To return to my simple anatomical example of the excision of the BCC. The local anatomy is essential knowledge, but it is not foundational. What is foundational is knowing what might happen if you cut any nerve.
Sequencing of learning
Let me try and put the above in the context of how we might think about medical education and medical training.
Foundational knowledge is specialty (and hence career) independent. Its function is to provide the conceptual framework that underpin much clinical practice. This not to say that the exact mix of such knowledge applies to all clinical domains, but we might expect most of it to be familiar to most doctors. But none of it will, years later, have the same day-to-day immediacy of ‘essential knowledge’ — think of my example of the temporal branch of the facial nerve for the dermatologist excising facial tumours on a weekly basis.
In this formulation, the core purpose of undergraduate medical education is to educate students in such knowledge. The purpose is not therefore to produce doctors at graduation who are ‘just not very good doctors’ but graduates who are able to pursue specialty training and make sense of the clinical world around them. The job of a medical school is to produce graduates who can start clinical training in an area of their choice.

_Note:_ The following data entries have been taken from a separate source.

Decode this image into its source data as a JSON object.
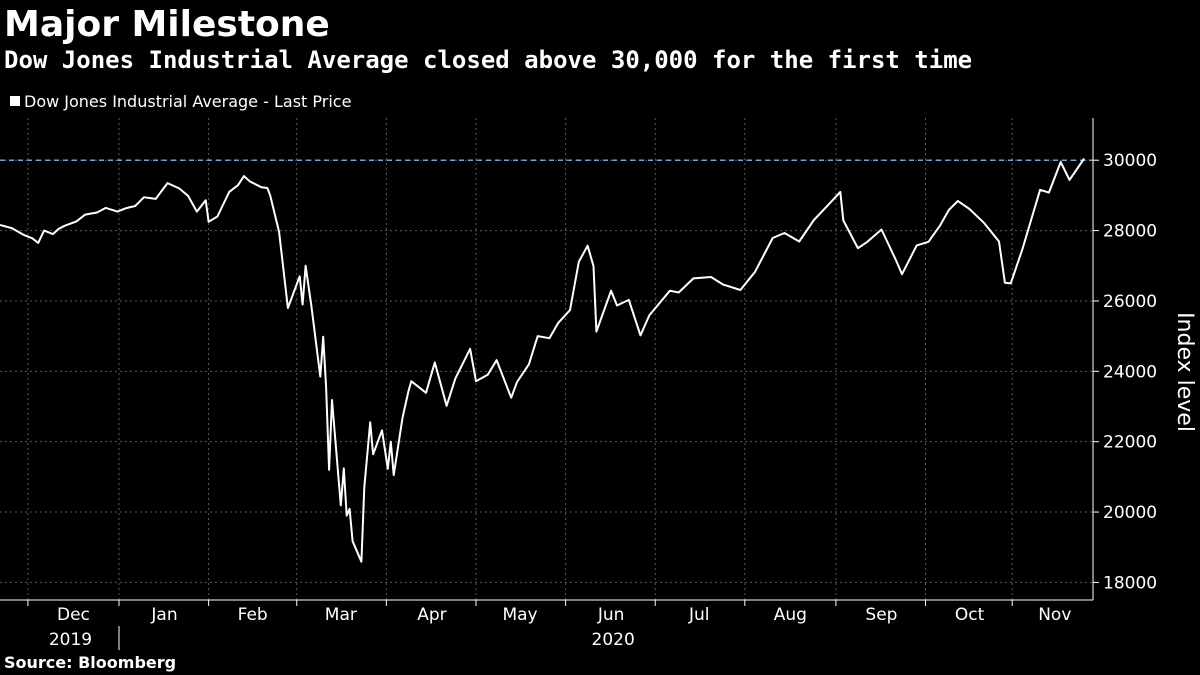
{
  "colors": {
    "background": "#000000",
    "line": "#ffffff",
    "reference": "#6fa8dc",
    "grid": "#5a5a5a"
  },
  "title": "Major Milestone",
  "subtitle": "Dow Jones Industrial Average closed above 30,000 for the first time",
  "source": "Source: Bloomberg",
  "chart_data": {
    "type": "line",
    "legend": "top-left",
    "grid": true,
    "ylabel": "Index level",
    "ylim": [
      17500,
      31200
    ],
    "xlim": [
      "2019-11-21",
      "2020-11-27"
    ],
    "yticks": [
      18000,
      20000,
      22000,
      24000,
      26000,
      28000,
      30000
    ],
    "xticks": [
      {
        "label": "Dec",
        "date": "2019-12-16"
      },
      {
        "label": "Jan",
        "date": "2020-01-16"
      },
      {
        "label": "Feb",
        "date": "2020-02-15"
      },
      {
        "label": "Mar",
        "date": "2020-03-16"
      },
      {
        "label": "Apr",
        "date": "2020-04-16"
      },
      {
        "label": "May",
        "date": "2020-05-16"
      },
      {
        "label": "Jun",
        "date": "2020-06-16"
      },
      {
        "label": "Jul",
        "date": "2020-07-16"
      },
      {
        "label": "Aug",
        "date": "2020-08-16"
      },
      {
        "label": "Sep",
        "date": "2020-09-16"
      },
      {
        "label": "Oct",
        "date": "2020-10-16"
      },
      {
        "label": "Nov",
        "date": "2020-11-14"
      }
    ],
    "year_labels": [
      {
        "label": "2019",
        "date": "2019-12-16"
      },
      {
        "label": "2020",
        "date": "2020-06-16"
      }
    ],
    "reference_line": 30000,
    "series": [
      {
        "name": "Dow Jones Industrial Average - Last Price",
        "x": [
          "2019-11-21",
          "2019-11-25",
          "2019-11-29",
          "2019-12-02",
          "2019-12-04",
          "2019-12-06",
          "2019-12-09",
          "2019-12-11",
          "2019-12-13",
          "2019-12-17",
          "2019-12-20",
          "2019-12-24",
          "2019-12-27",
          "2019-12-31",
          "2020-01-03",
          "2020-01-06",
          "2020-01-09",
          "2020-01-13",
          "2020-01-17",
          "2020-01-21",
          "2020-01-24",
          "2020-01-27",
          "2020-01-30",
          "2020-01-31",
          "2020-02-03",
          "2020-02-07",
          "2020-02-10",
          "2020-02-12",
          "2020-02-14",
          "2020-02-18",
          "2020-02-20",
          "2020-02-21",
          "2020-02-24",
          "2020-02-27",
          "2020-03-02",
          "2020-03-03",
          "2020-03-04",
          "2020-03-06",
          "2020-03-09",
          "2020-03-10",
          "2020-03-11",
          "2020-03-12",
          "2020-03-13",
          "2020-03-16",
          "2020-03-17",
          "2020-03-18",
          "2020-03-19",
          "2020-03-20",
          "2020-03-23",
          "2020-03-24",
          "2020-03-26",
          "2020-03-27",
          "2020-03-30",
          "2020-04-01",
          "2020-04-02",
          "2020-04-03",
          "2020-04-06",
          "2020-04-08",
          "2020-04-09",
          "2020-04-14",
          "2020-04-17",
          "2020-04-21",
          "2020-04-24",
          "2020-04-29",
          "2020-05-01",
          "2020-05-05",
          "2020-05-08",
          "2020-05-13",
          "2020-05-15",
          "2020-05-19",
          "2020-05-22",
          "2020-05-26",
          "2020-05-29",
          "2020-06-02",
          "2020-06-05",
          "2020-06-08",
          "2020-06-10",
          "2020-06-11",
          "2020-06-16",
          "2020-06-18",
          "2020-06-22",
          "2020-06-26",
          "2020-06-29",
          "2020-07-06",
          "2020-07-09",
          "2020-07-14",
          "2020-07-20",
          "2020-07-24",
          "2020-07-30",
          "2020-08-04",
          "2020-08-10",
          "2020-08-14",
          "2020-08-19",
          "2020-08-24",
          "2020-08-28",
          "2020-09-02",
          "2020-09-03",
          "2020-09-08",
          "2020-09-11",
          "2020-09-16",
          "2020-09-21",
          "2020-09-23",
          "2020-09-28",
          "2020-10-02",
          "2020-10-06",
          "2020-10-09",
          "2020-10-12",
          "2020-10-16",
          "2020-10-21",
          "2020-10-26",
          "2020-10-28",
          "2020-10-30",
          "2020-11-03",
          "2020-11-06",
          "2020-11-09",
          "2020-11-12",
          "2020-11-16",
          "2020-11-19",
          "2020-11-24"
        ],
        "y": [
          28160,
          28070,
          27880,
          27780,
          27650,
          28000,
          27900,
          28050,
          28135,
          28260,
          28455,
          28515,
          28645,
          28540,
          28640,
          28700,
          28950,
          28900,
          29350,
          29200,
          28990,
          28540,
          28860,
          28250,
          28400,
          29100,
          29290,
          29550,
          29400,
          29230,
          29210,
          28990,
          27960,
          25800,
          26700,
          25900,
          27000,
          25850,
          23850,
          24980,
          23550,
          21200,
          23185,
          20190,
          21240,
          19900,
          20090,
          19170,
          18590,
          20700,
          22550,
          21640,
          22320,
          21230,
          22000,
          21050,
          22680,
          23430,
          23720,
          23390,
          24250,
          23020,
          23800,
          24640,
          23720,
          23900,
          24320,
          23250,
          23700,
          24200,
          25000,
          24940,
          25380,
          25740,
          27110,
          27570,
          26990,
          25130,
          26290,
          25870,
          26030,
          25020,
          25590,
          26290,
          26240,
          26640,
          26680,
          26470,
          26310,
          26830,
          27790,
          27930,
          27690,
          28300,
          28650,
          29100,
          28290,
          27500,
          27670,
          28030,
          27150,
          26760,
          27580,
          27680,
          28150,
          28590,
          28840,
          28610,
          28210,
          27690,
          26520,
          26500,
          27480,
          28320,
          29160,
          29080,
          29950,
          29440,
          30050
        ]
      }
    ]
  }
}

They are now in a position to — literally — understand the language of the practising doctors that surround them. They are not mini-doctors, but graduates, embarking on a professional career.
By contrast most specialty knowledge is not foundational, but essential for those within that specialty — not medical students. If you learn dermatology, you might come across things that help you learn respiratory medicine or cardiology but to be blunt, not very often. Specialties are not foundational domains of knowledge. You do not need to know dermatology to understand cardiology or vice versa.
Place of learning
The best place to learn the ‘foundations’ are universities. Anatomy, again may be an exception, but if you want to learn immunology, genetics, statistics or psychology you have, I think, no alternative. Hospitals simply cannot provide this.

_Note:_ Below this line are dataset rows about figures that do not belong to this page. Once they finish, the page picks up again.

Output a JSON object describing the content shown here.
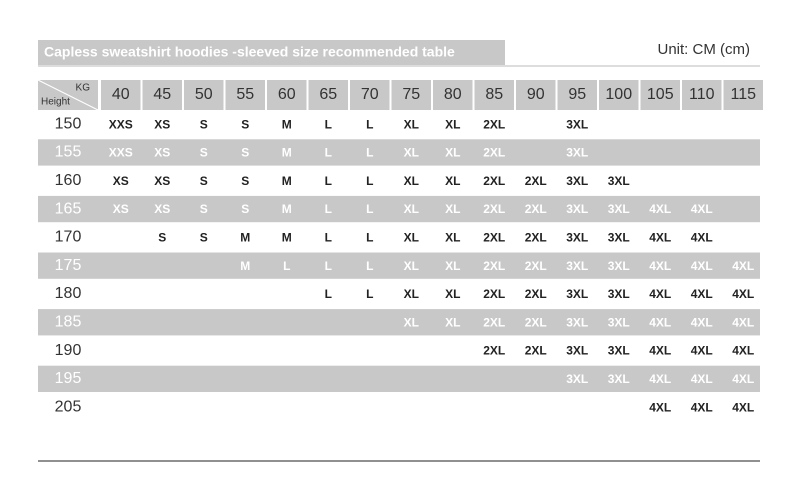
{
  "header": {
    "title": "Capless sweatshirt hoodies -sleeved size recommended table",
    "unit": "Unit: CM (cm)"
  },
  "table": {
    "corner": {
      "top": "KG",
      "bottom": "Height"
    },
    "columns": [
      40,
      45,
      50,
      55,
      60,
      65,
      70,
      75,
      80,
      85,
      90,
      95,
      100,
      105,
      110,
      115
    ],
    "rows": [
      {
        "height": 150,
        "cells": [
          "XXS",
          "XS",
          "S",
          "S",
          "M",
          "L",
          "L",
          "XL",
          "XL",
          "2XL",
          null,
          "3XL",
          null,
          null,
          null,
          null
        ]
      },
      {
        "height": 155,
        "cells": [
          "XXS",
          "XS",
          "S",
          "S",
          "M",
          "L",
          "L",
          "XL",
          "XL",
          "2XL",
          null,
          "3XL",
          null,
          null,
          null,
          null
        ]
      },
      {
        "height": 160,
        "cells": [
          "XS",
          "XS",
          "S",
          "S",
          "M",
          "L",
          "L",
          "XL",
          "XL",
          "2XL",
          "2XL",
          "3XL",
          "3XL",
          null,
          null,
          null
        ]
      },
      {
        "height": 165,
        "cells": [
          "XS",
          "XS",
          "S",
          "S",
          "M",
          "L",
          "L",
          "XL",
          "XL",
          "2XL",
          "2XL",
          "3XL",
          "3XL",
          "4XL",
          "4XL",
          null
        ]
      },
      {
        "height": 170,
        "cells": [
          null,
          "S",
          "S",
          "M",
          "M",
          "L",
          "L",
          "XL",
          "XL",
          "2XL",
          "2XL",
          "3XL",
          "3XL",
          "4XL",
          "4XL",
          null
        ]
      },
      {
        "height": 175,
        "cells": [
          null,
          null,
          null,
          "M",
          "L",
          "L",
          "L",
          "XL",
          "XL",
          "2XL",
          "2XL",
          "3XL",
          "3XL",
          "4XL",
          "4XL",
          "4XL"
        ]
      },
      {
        "height": 180,
        "cells": [
          null,
          null,
          null,
          null,
          null,
          "L",
          "L",
          "XL",
          "XL",
          "2XL",
          "2XL",
          "3XL",
          "3XL",
          "4XL",
          "4XL",
          "4XL"
        ]
      },
      {
        "height": 185,
        "cells": [
          null,
          null,
          null,
          null,
          null,
          null,
          null,
          "XL",
          "XL",
          "2XL",
          "2XL",
          "3XL",
          "3XL",
          "4XL",
          "4XL",
          "4XL"
        ]
      },
      {
        "height": 190,
        "cells": [
          null,
          null,
          null,
          null,
          null,
          null,
          null,
          null,
          null,
          "2XL",
          "2XL",
          "3XL",
          "3XL",
          "4XL",
          "4XL",
          "4XL"
        ]
      },
      {
        "height": 195,
        "cells": [
          null,
          null,
          null,
          null,
          null,
          null,
          null,
          null,
          null,
          null,
          null,
          "3XL",
          "3XL",
          "4XL",
          "4XL",
          "4XL"
        ]
      },
      {
        "height": 205,
        "cells": [
          null,
          null,
          null,
          null,
          null,
          null,
          null,
          null,
          null,
          null,
          null,
          null,
          null,
          "4XL",
          "4XL",
          "4XL"
        ]
      }
    ]
  }
}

On the other hand, using Seymour Papert’s metaphor, if you to want learn French you should go to Frenchland, if you want to learn maths, you should go to Mathland and if you want to learn doctoring, you need to go to doctorland. Medical schools are not the place to learn how to find you way around doctorland — how could they be?
NB: I will use the epithet TIJABP, but as subsequent posts will confirm, I am serious.